An entire world implodes in the mind of the marathon runner

A stay in New York in 1992 provided Daniel de Roulet, an author from French-speaking Switzerland, with the inspiration for two of his quirkiest novels.

He had long been one of Switzerland’s most promising writers and intellectuals when Daniel de Roulet, aged 48, was awarded the New York scholarship from the canton of Berne. The son of a clergyman from French-speaking Switzerland and of the daughter of an industrialist from German-speaking Switzerland, he studied sociology in Paris and architecture in Geneva but from 1973 worked his way up to become an outstanding IT specialist in Zurich. His first two books published in German – “Die Höllenroutine” and “Zählen sie nicht auf uns” – reflect this. However, it was the book which finally made him a French-language author that took him to New York: “A nous deux, Ferdinand”, the utopia of a globally-oriented Switzerland of agricultural cooperatives.

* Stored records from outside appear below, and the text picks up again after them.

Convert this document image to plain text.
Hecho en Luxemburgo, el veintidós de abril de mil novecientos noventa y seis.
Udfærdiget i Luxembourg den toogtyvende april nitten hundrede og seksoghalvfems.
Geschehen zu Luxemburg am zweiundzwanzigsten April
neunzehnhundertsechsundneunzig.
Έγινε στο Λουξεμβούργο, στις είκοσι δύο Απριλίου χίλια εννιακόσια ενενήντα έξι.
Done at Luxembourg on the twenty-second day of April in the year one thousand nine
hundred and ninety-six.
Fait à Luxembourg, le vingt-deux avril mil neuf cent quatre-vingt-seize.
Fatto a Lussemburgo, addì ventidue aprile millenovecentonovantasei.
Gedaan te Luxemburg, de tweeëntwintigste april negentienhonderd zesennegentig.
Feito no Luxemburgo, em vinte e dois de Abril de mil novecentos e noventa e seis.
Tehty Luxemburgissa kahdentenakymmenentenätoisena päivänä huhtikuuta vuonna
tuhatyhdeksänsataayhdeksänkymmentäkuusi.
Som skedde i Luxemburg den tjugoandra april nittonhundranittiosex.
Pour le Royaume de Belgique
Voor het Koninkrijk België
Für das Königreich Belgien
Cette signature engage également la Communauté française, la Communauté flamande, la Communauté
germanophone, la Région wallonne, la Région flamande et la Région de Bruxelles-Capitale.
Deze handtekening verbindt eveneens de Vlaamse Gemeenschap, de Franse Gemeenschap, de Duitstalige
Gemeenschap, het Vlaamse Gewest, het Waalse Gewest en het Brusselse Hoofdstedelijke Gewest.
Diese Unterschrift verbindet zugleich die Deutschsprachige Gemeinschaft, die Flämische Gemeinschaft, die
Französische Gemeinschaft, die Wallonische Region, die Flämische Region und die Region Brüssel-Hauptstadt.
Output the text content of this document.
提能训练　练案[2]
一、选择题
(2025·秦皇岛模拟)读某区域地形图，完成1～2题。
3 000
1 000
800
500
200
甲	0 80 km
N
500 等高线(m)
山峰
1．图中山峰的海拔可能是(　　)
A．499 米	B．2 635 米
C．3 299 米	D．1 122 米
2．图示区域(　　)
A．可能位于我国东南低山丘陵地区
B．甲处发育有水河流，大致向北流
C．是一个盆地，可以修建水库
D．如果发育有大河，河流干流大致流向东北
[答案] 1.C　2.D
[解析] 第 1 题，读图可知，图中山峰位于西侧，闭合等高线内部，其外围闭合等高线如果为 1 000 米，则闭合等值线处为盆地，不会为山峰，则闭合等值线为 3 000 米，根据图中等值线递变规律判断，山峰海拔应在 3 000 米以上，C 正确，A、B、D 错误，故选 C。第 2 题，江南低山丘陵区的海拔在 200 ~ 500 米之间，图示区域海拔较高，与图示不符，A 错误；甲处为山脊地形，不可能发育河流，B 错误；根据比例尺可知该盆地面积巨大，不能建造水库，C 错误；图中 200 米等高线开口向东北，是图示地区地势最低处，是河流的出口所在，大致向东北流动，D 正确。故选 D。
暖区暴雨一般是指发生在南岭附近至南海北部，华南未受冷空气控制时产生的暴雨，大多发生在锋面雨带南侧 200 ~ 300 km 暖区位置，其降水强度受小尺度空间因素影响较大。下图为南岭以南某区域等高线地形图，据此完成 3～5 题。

The fact that one of the two novels inspired by New York – “La ligne bleue/Die blaue Linie” from 1995 (“The Blue Line”, 2000) – focused on the New York marathon, which followed a blue line, comes as little surprise as de Roulet, who has run many marathons, sees running as the inherent counterpart to writing both rhythmically and technically. However, the novel is more than a declaration of love for the marathon. In the mind of the runner Max von der Pokk, the experiences on the New York course are intermingled with a recollection of escaping from Kaiseraugst to Olten in 1979 when the nuclear power plant information pavilion caught fire and the flight of the painter Gustave Courbet to Switzerland after he had destroyed the Vendôme column in Paris. However, that is not all as Max is also in contact by telephone with his lover Shizuko Tutsui who, with his help, wants to destroy plans for an eccentric airport terminal in Nagasaki.

“La ligne bleue” became the nucleus of the “La Simulation humaine” series of novels comprising ten books up to 2014 in which de Roulet juxtaposes the descendants of the Swiss industrialist Paul von Pokk with those of the Japanese kamikaze pilot Tsetsuo Tsutsui and in which a whole century of technical and scientific development is evoked, from the factories of the 19th century to the Fukushima disaster.

The second novel attributable to the 1992 scholarship, “Virtuellement vôtre”/“Mit virtuellen Grüssen” – published back in 1993 – is also part of this series. The setting this time is the St. Bellevue hospital in the New York district of Harlem. Here one of the descendants of Paul von Pokk, Vladimir Work, a medical professor specialising in computer simulation, develops a method for replacing operating surgeons with the computer. Outside this El Dorado of modern medical technology, Frenesie, a homeless black woman, is sleeping in an empty room in the enormous hospital and living on stolen food. Her boyfriend, an admirer of the freedom fighter Malcolm X, eventually hacks into the hospital’s computer system while she attempts to seduce the famous Professor Work in the cafeteria. Whether this is virtual or reality is a secret held by the book which depicts New York and its chasms to readers in an original, adventure-filled and futuristic way.


charles linsmayer is a literary scholar and journalist


“The awareness of all these parts of himself emerges mile by mile through numerous quotes, pleonasms and déjà-vu experiences. Max does not invent anything while running. He lists all the parts of his identity and bundles together the scattered threads of his in-the-world being. His only fear, like that of all our post-modern, but fortunate heroes, is being divested of his self.”

(“Die blaue Linie”. Translated from French into German by Maria Hoffmann-Darteville, Limmat-Verlag, Zurich 1996)


Bibliography: “La ligne bleue”, Editions du Seuil, Paris 1995 / “Die blaue Linie”, Limmat-Verlag, Zurich 1996, “Virtuellement vôtre”, Canevas Editeur, Saint-Imier 1993 / “Mit virtuellen Grüssen”, Limmat-Verlag, Zurich 1997.